The Ohio Supreme Court wrote in its majority opinion that the Athens County BOE “abused its discretion” and in some cases “clearly disregarded applicable law” by rejecting her petition to run for office. The elections board had alleged that O’Neill wasn’t a resident of Athens County for one year prior to the Nov. 3, 2020 general election, and wasn’t a “qualified elector” in the 94th District.
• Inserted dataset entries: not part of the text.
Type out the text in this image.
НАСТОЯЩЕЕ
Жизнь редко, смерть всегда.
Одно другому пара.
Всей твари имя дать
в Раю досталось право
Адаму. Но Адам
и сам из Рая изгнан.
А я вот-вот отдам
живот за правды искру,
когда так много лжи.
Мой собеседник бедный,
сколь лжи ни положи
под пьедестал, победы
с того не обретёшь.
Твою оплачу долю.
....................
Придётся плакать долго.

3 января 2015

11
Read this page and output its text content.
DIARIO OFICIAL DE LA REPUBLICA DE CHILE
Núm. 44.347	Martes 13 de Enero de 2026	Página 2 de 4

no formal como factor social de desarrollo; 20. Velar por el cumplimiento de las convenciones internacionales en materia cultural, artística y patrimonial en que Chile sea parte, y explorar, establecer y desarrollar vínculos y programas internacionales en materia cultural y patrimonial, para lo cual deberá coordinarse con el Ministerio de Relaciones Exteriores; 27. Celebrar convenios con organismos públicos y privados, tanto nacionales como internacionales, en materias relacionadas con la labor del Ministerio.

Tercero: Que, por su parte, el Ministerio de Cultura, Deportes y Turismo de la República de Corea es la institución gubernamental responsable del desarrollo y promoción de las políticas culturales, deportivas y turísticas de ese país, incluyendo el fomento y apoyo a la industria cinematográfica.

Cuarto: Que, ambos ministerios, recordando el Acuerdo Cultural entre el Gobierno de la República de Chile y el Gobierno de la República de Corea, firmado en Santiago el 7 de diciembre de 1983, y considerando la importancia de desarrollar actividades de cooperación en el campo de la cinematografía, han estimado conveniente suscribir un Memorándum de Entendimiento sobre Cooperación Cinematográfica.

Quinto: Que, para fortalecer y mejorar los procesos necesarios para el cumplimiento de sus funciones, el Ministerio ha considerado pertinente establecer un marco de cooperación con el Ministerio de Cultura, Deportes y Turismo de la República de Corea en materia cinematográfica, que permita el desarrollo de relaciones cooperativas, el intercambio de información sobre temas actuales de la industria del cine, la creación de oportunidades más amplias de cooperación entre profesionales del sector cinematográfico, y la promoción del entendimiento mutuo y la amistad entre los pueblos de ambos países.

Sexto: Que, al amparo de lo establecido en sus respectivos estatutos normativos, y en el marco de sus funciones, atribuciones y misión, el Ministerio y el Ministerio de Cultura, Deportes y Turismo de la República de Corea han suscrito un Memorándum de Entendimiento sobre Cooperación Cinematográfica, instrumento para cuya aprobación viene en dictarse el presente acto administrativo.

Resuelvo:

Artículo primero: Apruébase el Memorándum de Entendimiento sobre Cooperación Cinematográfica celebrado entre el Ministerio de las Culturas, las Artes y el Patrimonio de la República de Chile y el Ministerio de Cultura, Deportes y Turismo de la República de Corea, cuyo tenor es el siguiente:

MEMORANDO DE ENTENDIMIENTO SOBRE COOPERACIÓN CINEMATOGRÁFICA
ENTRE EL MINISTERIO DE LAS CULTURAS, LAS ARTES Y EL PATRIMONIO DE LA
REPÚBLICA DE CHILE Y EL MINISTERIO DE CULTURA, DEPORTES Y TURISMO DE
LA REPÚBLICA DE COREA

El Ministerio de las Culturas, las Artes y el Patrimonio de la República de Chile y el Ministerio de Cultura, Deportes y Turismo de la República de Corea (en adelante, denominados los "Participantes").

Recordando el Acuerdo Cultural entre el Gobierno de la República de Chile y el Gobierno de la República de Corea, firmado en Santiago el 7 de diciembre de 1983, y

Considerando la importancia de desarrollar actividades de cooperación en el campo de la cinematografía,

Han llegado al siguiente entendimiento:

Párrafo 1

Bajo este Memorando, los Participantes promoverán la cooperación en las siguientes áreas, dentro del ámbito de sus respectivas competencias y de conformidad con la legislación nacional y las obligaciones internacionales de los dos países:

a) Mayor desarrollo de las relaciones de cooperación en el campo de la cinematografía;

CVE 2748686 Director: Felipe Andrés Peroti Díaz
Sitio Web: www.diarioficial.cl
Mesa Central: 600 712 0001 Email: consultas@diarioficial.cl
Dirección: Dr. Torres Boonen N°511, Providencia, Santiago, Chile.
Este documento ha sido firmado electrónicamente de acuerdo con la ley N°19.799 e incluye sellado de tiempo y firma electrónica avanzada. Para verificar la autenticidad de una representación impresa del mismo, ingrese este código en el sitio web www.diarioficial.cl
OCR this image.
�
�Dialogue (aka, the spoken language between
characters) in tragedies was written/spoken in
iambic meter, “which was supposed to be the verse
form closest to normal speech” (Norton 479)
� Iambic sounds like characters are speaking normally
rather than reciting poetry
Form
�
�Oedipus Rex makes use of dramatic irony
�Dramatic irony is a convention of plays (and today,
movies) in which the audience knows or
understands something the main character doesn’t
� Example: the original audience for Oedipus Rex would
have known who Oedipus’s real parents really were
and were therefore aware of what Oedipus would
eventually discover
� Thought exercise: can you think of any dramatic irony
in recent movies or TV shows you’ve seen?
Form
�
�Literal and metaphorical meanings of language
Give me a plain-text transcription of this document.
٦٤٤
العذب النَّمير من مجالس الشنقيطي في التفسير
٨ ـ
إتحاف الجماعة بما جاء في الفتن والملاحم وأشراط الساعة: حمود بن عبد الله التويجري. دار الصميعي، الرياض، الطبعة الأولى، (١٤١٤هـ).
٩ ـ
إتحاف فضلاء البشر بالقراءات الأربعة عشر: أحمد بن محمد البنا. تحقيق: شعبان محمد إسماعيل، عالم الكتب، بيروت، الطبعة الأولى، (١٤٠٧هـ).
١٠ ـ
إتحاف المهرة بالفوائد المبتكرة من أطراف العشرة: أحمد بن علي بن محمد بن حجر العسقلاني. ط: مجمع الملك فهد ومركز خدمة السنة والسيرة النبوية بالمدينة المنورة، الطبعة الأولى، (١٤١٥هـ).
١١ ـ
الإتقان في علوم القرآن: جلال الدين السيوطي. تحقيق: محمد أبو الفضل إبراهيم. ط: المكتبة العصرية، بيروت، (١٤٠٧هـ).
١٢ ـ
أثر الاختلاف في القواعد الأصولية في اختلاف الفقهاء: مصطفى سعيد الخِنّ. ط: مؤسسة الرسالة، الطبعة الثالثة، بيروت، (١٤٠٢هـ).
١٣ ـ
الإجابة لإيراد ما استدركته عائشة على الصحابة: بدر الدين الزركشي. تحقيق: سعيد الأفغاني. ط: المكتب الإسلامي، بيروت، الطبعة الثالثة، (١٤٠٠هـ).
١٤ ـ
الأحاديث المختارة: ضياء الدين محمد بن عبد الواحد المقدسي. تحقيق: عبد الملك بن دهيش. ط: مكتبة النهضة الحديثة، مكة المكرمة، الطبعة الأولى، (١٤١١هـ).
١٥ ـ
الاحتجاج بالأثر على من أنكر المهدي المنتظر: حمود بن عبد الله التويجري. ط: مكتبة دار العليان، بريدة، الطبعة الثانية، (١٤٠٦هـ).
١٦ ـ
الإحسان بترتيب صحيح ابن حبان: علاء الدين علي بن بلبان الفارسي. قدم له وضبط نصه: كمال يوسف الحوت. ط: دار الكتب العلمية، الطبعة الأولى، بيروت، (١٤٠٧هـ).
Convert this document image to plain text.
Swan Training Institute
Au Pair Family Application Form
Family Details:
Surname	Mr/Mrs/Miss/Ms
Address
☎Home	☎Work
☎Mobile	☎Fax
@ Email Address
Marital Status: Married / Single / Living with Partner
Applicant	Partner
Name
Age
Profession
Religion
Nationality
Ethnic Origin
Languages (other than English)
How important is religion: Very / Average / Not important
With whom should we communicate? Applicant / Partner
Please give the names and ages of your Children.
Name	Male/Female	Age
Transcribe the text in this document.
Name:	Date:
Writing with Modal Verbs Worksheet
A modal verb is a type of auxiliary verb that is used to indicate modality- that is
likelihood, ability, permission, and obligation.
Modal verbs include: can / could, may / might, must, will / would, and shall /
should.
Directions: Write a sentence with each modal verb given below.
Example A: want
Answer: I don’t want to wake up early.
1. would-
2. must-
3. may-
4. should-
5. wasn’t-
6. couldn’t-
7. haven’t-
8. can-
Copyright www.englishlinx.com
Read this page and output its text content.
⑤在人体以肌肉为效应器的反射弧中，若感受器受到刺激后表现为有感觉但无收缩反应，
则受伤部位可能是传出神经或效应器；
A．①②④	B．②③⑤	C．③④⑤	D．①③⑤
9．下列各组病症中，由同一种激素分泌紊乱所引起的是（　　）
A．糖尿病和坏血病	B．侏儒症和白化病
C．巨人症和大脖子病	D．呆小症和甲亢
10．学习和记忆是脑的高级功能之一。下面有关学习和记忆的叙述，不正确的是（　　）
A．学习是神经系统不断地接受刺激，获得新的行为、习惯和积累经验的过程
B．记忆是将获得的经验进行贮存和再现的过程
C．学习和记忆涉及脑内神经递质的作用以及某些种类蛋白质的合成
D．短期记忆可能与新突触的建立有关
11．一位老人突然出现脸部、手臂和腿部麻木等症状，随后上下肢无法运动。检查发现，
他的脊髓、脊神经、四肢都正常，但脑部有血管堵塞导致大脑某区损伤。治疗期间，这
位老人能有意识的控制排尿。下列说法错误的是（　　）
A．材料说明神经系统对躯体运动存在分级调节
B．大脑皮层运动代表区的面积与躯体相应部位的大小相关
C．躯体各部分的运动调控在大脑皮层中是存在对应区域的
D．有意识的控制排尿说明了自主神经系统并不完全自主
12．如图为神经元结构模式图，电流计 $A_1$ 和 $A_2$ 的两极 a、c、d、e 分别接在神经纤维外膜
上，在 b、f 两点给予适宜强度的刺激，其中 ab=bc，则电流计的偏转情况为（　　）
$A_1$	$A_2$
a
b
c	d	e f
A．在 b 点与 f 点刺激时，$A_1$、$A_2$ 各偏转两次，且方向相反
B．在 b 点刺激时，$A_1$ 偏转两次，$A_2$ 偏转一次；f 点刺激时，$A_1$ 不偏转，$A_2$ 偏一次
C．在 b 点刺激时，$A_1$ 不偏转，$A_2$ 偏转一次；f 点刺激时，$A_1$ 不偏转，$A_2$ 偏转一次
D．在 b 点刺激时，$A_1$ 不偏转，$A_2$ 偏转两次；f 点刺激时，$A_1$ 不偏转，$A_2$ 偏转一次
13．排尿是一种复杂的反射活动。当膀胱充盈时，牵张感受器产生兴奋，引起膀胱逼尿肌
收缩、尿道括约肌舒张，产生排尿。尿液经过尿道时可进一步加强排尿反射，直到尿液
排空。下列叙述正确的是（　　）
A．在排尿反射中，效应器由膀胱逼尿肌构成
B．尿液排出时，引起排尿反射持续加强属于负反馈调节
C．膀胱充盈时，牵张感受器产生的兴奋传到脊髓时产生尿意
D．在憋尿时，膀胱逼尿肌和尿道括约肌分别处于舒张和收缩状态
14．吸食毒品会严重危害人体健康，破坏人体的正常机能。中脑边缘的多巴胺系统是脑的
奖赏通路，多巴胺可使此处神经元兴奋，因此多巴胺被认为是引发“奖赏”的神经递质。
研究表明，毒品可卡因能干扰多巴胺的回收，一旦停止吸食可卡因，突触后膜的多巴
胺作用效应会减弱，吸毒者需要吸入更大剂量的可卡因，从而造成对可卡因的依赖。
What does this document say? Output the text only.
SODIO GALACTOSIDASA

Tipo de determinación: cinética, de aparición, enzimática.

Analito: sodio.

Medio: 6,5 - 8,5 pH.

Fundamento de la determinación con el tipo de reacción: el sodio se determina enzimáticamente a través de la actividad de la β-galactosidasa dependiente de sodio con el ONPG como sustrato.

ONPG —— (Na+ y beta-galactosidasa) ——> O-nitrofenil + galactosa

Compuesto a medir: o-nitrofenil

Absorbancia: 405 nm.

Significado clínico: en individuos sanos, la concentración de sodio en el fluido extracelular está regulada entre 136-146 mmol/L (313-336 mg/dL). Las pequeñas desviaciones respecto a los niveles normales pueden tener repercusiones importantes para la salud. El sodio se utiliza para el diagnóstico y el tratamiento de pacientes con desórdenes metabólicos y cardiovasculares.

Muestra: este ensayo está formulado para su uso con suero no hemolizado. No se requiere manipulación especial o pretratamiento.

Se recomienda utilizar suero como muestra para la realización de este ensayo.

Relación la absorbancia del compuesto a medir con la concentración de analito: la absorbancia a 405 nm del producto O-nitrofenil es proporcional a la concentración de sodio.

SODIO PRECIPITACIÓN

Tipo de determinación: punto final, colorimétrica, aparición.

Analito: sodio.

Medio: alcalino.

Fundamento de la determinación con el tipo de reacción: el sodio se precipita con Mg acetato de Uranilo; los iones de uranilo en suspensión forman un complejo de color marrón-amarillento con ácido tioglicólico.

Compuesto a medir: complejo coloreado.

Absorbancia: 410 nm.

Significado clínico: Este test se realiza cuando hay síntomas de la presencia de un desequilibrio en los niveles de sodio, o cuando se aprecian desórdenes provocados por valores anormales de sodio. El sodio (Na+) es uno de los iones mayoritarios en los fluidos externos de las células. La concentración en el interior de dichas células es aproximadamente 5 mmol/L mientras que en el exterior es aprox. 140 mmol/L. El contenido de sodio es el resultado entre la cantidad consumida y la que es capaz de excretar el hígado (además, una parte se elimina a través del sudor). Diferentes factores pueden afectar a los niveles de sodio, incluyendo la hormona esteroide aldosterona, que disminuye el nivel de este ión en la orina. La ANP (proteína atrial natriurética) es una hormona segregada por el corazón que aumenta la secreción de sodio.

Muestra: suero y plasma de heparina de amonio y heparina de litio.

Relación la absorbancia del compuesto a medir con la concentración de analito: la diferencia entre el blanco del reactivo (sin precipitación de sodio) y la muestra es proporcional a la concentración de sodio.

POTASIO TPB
The high court in its majority opinion wrote that she met both of those requirements.

O’Neill in a statement Tuesday evening applauded the news and noted that this means any votes for her will be counted during the primary and general elections this year.

“Now is the time to know the essential workers in our economy,” she said in her statement. “Now is the time to recognize that clean water and healthy air, single-payer health care, local food, and renewable energy are the essential requirements for the 2020 future.”

John Haseley, one of the four members of the Athens County Board of Elections’ governing body (a Democrat), said in a statement Tuesday that the board will carry out the Supreme Court’s decision.

“We clearly came to a different conclusion, but appreciate the Court’s guidance and are diligently carrying out its decision,” Haseley said.

The Supreme Court in its majority decision explain that the Athens County BOE’s focus on when O’Neill became a resident of her apartment in Nelsonville was misguided; rather, Ohio law only requires that somebody “reside” in the district they run in, not that they reside at a particular or single location within that district.

“And there is uncontroverted evidence that O’Neill began residing in the 94th House District on Oct. 14, 2019,” the Court wrote. “On that date, O’Neill started living with a friend and working in Athens County while seeking a permanent home there, which she subsequently found and rented.”

Additionally, the BOE had argued that O’Neill was not a “qualified elector” because she was not a registered voter in Athens County at the time she began circulating her party petitions to run for office in November 2019. However, the only requirements to be a “qualified elector” are that someone be a U.S. citizen; is 18 or over; has been an Ohio resident for 30 days immediately preceding the election; is a resident of the county and precinct in which he or she offers to vote; and has been registered to vote for 30 days.

“O’Neill, who registered to vote in Ohio on Oct. 4 (2019), met all of these requirements,” the Supreme Court wrote in its majority opinion.

The lone dissenter, Supreme Court Justice Patrick F. Fischer, argued that there wasn’t clear evidence established during the case of when exactly O’Neill began residing in the district; as such, he said he couldn’t rule that the BOE acted “unreasonably, arbitrarily, or unconscionably” in denying her petition.

Katie O’Neill’s father is former Ohio Supreme Court Justice William (“Bill”) O’Neill, who resigned his position in January 2018.